The treatment: Fortunately, Joe knew the signs of the condition right away because he had developed it in his right hand three years earlier. At that time, he turned to Dr. John Lunt at The Hand Center at OrthoConnecticut, who initially attempted to treat the condition non-surgically, through a series of injections. However, while injection therapy has been successful on some patients, it did not work effectively enough for Joe, who ultimately opted for a surgical procedure. Dr. Lunt successfully operated on the hand and Joe eventually returned to full mobility.

This time around, Joe knew the signs and went to Dr. Lunt right away. He also knew he had several band gigs set up for mid-February that he couldn’t miss, so he needed to be fully healed by that time. He waited until right after the holidays, and underwent surgery on January 3rd.

“I drove four miles from my home in Brookfield to the OrthoConnecticut Surgical Center in Danbury, had surgery at 2 p.m., recovered, and was home by dinner time,“ Joe explains. He then underwent intensive post-surgery physical therapy at the same location. “The staff at the surgical center and at the P.T. office are just fantastic, and having these services so close to home made it easy to get to all of my appointments.

The result: Due to a combination of Dr. Lunt’s skill and Joe’s diligence with his physical therapy, three weeks to the date of his surgery, Joe attended band practice and was able to play. In fact, that evening he posted on his Facebook page, “Thanks to great work by hand specialist Dr. John Lunt and great post-op work by my very talented therapist Stephanie Tomaszewsky, I picked up my bass last night and played with no pain, no restrictions and great feel.”

“The surgery for Dupuytrens Contracture is relatively invasive, and recovery usually takes a couple of months,” commented Dr. Lunt.
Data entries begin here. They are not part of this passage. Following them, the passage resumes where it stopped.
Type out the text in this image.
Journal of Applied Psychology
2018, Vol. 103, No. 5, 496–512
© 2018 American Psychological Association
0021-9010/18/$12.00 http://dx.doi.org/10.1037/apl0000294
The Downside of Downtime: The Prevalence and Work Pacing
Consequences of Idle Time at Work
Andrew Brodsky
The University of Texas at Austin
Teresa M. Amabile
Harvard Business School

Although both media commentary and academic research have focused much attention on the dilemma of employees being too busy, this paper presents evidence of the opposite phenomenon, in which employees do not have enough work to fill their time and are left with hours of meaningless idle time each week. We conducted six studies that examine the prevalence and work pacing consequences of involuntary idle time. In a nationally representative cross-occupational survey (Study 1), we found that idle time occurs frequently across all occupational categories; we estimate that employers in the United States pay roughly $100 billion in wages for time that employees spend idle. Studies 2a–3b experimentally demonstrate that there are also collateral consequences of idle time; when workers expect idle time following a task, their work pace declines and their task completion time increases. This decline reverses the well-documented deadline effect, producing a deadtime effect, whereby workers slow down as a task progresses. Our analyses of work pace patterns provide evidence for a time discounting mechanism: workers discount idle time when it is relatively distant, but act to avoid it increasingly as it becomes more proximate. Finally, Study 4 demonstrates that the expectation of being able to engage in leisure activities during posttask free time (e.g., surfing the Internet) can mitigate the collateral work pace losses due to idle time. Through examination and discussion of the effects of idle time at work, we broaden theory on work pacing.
He attributes Joe’s amazingly rapid recovery to his positive outlook and dedication to his physical therapy after surgery, adding, “working with an experienced team of physicians and therapists also helps maximize the success of the surgery and minimize recovery time.”

Dr. Lunt recommends that people with this condition and other degenerative conditions seek treatment from a doctor as early as possible to ensure better surgical outcomes. “The longer patients wait, the more extensive surgery is required, with more trauma, resulting in longer recovery time,” he advises.

 
 

Disclaimer: Any prior results discussed in this site do not guarantee a similar outcome.